May 03, 2013, ESB 2001

Richard Murray

California Institute of Technology, Control & Dynamical Systems


Biological systems make use of feedback in an extraordinary number of ways, on scales ranging from molecules to cells to organisms to ecosystems. In this talk I will discuss the use of concepts from control and dynamical systems in the analysis and design of biological feedback circuits at the molecular level. After a brief survey of relevant concepts from synthetic biology, I will present some recent results that combine modeling, identification, design and experimental implementation of biological feedback circuits.
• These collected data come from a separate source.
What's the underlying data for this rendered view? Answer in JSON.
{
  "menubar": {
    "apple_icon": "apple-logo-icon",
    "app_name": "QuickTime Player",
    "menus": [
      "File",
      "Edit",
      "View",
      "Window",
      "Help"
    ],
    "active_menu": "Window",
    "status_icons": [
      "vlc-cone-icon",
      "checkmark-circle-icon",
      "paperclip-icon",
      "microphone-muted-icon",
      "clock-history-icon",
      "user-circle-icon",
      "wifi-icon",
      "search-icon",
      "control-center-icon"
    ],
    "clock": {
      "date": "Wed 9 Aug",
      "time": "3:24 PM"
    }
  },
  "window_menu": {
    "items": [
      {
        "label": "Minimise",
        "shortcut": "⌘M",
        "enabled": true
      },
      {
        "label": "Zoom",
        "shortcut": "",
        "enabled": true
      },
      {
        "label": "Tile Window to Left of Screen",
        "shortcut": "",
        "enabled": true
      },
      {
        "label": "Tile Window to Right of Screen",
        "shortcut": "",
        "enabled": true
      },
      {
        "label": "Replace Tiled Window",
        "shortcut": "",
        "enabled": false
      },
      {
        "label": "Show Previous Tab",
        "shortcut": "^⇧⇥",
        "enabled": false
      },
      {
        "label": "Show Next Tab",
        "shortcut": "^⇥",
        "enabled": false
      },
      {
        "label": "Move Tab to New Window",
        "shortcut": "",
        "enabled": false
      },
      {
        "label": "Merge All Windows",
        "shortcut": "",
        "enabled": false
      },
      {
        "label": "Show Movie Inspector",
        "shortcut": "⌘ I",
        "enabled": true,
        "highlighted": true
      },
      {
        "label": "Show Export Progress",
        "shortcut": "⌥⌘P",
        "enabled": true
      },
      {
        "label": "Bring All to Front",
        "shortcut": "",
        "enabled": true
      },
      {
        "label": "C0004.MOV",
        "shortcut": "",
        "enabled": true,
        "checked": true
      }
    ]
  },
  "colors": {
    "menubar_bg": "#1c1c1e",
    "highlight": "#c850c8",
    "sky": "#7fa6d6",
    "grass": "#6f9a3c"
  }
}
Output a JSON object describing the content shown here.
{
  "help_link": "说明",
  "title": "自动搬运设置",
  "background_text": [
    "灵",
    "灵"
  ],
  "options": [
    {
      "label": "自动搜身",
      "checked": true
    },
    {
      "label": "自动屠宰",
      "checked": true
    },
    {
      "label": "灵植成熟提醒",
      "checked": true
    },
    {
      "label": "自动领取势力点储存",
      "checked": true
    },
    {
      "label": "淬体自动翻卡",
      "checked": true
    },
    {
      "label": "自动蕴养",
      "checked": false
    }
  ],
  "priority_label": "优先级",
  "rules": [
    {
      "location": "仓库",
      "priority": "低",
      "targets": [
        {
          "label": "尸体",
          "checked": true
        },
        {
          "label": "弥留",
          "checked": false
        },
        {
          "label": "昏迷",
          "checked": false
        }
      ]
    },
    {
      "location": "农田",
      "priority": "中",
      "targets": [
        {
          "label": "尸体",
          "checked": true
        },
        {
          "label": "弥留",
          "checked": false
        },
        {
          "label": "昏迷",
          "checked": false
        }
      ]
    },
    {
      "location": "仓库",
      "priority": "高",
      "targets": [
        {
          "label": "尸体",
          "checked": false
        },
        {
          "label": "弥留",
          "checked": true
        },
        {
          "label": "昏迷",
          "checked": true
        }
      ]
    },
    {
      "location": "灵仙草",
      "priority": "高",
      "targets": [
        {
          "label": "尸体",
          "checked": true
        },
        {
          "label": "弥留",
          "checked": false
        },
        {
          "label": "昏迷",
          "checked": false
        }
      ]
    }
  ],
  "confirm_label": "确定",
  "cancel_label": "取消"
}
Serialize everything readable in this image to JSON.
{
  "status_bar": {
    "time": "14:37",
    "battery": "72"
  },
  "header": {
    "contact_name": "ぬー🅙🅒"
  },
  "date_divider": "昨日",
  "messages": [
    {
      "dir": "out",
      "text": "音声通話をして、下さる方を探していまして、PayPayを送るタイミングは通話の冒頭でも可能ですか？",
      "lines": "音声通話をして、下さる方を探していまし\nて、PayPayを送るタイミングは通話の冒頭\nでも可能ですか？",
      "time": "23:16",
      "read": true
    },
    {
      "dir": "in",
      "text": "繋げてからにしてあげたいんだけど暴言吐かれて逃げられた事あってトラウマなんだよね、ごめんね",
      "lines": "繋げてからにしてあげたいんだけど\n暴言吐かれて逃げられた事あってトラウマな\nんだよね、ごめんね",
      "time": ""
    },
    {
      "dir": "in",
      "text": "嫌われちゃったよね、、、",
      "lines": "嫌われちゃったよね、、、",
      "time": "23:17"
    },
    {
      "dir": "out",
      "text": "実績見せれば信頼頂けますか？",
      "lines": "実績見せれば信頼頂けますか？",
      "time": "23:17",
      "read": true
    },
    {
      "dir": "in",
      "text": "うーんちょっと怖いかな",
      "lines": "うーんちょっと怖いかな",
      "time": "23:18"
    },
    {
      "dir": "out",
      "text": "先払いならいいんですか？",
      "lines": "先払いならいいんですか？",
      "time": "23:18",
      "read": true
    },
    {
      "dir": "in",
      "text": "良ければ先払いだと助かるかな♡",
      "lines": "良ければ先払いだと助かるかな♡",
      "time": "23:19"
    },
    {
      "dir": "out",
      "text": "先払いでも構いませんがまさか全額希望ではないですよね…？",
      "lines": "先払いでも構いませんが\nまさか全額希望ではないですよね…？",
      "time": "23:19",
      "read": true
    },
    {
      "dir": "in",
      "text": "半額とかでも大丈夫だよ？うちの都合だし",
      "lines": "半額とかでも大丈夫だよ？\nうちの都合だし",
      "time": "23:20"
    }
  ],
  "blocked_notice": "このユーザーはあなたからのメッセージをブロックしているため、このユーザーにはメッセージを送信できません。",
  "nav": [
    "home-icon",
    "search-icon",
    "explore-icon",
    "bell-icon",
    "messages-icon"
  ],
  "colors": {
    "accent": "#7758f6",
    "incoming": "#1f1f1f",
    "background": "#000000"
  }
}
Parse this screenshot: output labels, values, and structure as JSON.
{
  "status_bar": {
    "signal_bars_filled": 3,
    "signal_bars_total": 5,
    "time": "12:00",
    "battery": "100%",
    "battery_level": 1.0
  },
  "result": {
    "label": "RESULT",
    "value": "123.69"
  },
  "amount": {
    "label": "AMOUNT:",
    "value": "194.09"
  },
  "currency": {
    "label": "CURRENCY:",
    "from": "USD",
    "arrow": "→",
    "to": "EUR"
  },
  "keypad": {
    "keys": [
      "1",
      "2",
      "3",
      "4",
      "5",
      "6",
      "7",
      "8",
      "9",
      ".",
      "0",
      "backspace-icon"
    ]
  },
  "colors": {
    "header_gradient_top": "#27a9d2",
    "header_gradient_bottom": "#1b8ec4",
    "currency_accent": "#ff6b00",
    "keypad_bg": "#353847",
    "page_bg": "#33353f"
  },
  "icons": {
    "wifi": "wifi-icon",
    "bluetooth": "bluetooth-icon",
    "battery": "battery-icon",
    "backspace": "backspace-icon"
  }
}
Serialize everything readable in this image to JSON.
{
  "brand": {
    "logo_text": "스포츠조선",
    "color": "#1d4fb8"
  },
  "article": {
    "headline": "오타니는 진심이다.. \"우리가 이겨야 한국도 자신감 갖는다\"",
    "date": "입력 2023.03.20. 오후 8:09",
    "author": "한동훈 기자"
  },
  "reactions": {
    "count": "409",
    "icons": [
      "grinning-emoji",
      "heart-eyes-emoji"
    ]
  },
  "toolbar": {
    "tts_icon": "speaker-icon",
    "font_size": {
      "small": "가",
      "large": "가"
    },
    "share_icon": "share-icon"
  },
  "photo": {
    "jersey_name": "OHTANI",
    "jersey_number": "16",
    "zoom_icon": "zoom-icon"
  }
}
These results include the use of intrinsic noise for system identification in transcriptional regulatory networks, analysis of the role of multiple feedback loops in providing robust behavior (ultrasensitivity and biomodality), development of in vitro circuits for rate regulation and even detection, and the use of time delay as a means of designing biomolecular feedback dynamics. Using these results as examples, I will discuss some of the open problems and research challenges in the area feedback control using biological circuits.

Speaker's Bio

Richard M. Murray received the B.S. degree in Electrical Engineering from California Institute of Technology in 1985 and the M.S. and Ph.D. degrees in Electrical Engineering and Computer Sciences from the University of California, Berkeley, in 1988 and 1991, respectively. He is currently the Thomas E. and Doris Everhart Professor of Control & Dynamical Systems and Bioengineering at Caltech. Murray's research is in the application of feedback and control to networked systems, with applications in biology and autonomy. Current projects include design of reactive control protocols for distributed embedded systems and analysis and design of biomolecular feedback circuits.